With those he wanted to impress or manipulate—celebrities, senators, cabinet secretaries, the president—affable, outgoing Wild Bill never failed to appear. But at one time or another, whether it meant crossing a corridor or continent, his associates scurried to answer the summons from Black Will. They’d wait as he studied a lone paper stranded on his uncluttered desk, or stared out the window, or gazed at the ceiling. Sunk in his own emotional trough, he said nothing. After fifteen or twenty minutes (what felt like an hour to the person sitting there), he’d look across, wide-eyed, to find he had company, fumble with a pen or paperweight, and issue a quick dismissal.

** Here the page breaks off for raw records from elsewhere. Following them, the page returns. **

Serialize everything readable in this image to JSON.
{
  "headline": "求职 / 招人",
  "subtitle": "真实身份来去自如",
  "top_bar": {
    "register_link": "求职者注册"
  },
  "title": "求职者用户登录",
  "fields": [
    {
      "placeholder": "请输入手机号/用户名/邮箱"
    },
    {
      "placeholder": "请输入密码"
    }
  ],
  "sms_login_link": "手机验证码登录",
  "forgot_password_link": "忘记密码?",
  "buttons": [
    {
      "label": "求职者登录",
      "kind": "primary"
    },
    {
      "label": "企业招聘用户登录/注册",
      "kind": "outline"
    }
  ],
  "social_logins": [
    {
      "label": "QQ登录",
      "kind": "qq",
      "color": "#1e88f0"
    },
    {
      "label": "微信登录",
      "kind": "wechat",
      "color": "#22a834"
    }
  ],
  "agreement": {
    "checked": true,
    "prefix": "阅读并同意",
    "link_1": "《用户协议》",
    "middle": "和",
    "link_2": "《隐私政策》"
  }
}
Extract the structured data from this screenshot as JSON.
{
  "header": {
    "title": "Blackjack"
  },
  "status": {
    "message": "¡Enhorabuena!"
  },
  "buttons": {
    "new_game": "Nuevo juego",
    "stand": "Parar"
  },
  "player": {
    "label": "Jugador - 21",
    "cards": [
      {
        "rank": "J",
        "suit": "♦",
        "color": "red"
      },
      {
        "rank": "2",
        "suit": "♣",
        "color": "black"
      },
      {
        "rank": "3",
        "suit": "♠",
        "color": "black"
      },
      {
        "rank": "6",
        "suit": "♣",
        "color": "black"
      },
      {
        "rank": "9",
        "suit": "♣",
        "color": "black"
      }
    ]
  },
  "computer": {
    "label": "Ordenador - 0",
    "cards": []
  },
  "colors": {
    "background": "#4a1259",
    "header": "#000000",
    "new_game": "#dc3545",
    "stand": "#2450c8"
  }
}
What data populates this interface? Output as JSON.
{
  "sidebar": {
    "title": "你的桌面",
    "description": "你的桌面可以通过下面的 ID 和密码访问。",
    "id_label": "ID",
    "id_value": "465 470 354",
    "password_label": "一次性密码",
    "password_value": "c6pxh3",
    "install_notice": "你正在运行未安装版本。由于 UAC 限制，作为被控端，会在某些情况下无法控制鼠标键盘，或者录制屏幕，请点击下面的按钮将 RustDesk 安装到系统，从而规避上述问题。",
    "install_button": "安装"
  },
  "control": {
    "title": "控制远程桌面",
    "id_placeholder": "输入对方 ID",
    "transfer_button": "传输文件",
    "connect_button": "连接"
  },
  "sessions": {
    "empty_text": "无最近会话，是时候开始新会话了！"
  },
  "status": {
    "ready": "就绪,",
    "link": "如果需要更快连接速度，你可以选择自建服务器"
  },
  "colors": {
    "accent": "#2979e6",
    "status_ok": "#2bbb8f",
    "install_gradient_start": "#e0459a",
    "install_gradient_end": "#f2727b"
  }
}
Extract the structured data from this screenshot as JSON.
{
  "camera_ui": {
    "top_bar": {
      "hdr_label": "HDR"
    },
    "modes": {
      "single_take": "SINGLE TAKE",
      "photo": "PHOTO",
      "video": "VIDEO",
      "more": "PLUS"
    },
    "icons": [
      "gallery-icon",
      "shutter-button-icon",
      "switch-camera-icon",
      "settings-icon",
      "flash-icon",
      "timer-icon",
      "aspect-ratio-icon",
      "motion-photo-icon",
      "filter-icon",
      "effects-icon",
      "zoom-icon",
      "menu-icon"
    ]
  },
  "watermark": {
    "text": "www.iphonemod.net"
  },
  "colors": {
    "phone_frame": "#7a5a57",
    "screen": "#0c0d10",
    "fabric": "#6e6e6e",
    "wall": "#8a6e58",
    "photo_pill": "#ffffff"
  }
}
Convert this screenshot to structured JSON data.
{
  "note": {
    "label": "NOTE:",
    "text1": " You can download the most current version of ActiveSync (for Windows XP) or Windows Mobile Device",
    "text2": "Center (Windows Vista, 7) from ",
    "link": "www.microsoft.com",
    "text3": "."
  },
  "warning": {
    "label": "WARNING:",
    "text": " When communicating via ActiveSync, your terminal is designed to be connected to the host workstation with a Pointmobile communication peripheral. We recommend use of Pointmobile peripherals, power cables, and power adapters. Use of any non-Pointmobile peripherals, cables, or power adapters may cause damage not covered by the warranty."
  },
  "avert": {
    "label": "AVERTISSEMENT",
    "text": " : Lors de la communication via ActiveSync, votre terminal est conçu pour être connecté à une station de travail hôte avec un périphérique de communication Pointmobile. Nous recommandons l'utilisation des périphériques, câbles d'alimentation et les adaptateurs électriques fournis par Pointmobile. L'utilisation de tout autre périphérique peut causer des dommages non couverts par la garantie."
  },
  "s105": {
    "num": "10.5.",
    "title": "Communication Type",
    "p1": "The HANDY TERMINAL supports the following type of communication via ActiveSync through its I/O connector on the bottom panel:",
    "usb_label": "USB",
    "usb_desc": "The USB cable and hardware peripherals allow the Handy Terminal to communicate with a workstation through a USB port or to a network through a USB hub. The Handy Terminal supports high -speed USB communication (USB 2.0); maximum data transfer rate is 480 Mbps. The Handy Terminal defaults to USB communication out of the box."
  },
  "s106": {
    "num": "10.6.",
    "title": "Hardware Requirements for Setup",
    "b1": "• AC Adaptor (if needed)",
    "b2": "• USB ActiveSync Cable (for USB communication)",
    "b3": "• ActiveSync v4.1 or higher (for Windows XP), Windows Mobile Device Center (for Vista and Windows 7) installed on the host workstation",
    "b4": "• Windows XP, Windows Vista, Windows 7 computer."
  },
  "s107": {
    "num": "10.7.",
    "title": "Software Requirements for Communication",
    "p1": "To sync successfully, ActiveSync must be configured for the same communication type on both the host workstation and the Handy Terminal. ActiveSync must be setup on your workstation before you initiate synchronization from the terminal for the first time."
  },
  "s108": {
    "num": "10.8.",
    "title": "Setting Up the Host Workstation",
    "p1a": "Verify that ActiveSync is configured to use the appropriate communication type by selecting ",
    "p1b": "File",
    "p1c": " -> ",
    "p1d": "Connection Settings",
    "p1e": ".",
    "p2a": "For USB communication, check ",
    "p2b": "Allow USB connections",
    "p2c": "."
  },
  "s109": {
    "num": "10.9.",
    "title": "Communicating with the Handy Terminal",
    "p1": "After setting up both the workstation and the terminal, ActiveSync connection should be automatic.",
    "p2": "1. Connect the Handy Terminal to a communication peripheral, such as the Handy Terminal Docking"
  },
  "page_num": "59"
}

Dunne’s fear that this might be a Black Will occasion quickly evaporated. After an awkward silence, Donovan thanked him for coming, as if he’d sent a request rather than an order, and got down to business. A mission was coming up involving the rescue of several OSS teams that had fallen into German hands in a failed attempt to bring downed fliers out of Slovakia.

Given the war’s imminent end—Germany’s failed offensive in the Ardennes, its cities pulverized from the air, the Russians closing in from the east—it might have seemed unnecessary from a short-term strategic perspective. But in terms of the honor of the OSS and the country’s long-term interests, it was vital.

“Slovakia?” Unable to hide his surprise, Dunne blurted out the word. Except for its status as part of the Czechoslovak state
Hitler dismembered in ’38 and ’39, he thought of Slovakia (when he thought of it at all) as thread in the tapestry of empires unraveled at the end of the last war. In peacetime, it was hard to distinguish between Baltic and Balkans: Slovenia, Serbia, Ruthenia, Estonia, Lusatia, Bukovina, Latvia, Bosnia, all indistinct patches on the shifting fabric of central and eastern Europe, ethnic enclaves and nationalities stitched, unstitched, and restitched, now enmeshed in the titanic struggle between the USSR and Nazi Germany. “The Russians are already in there, aren’t they?”

Donovan twisted the lamp toward himself. Dark crescents underlined his eyes. He’d put on weight. “In the eastern part, yes. But the Soviets have had a hell of a time getting across the Carpathians. Up until now, the British have controlled most clandestine operations in the western part. They managed the assassination of SS-Gruppenführer Reinhard Heydrich in ’42, the governor of the so-called Protectorate of Bohemia-Moravia. But the altered balance of power in the east means we need to take a more direct role.”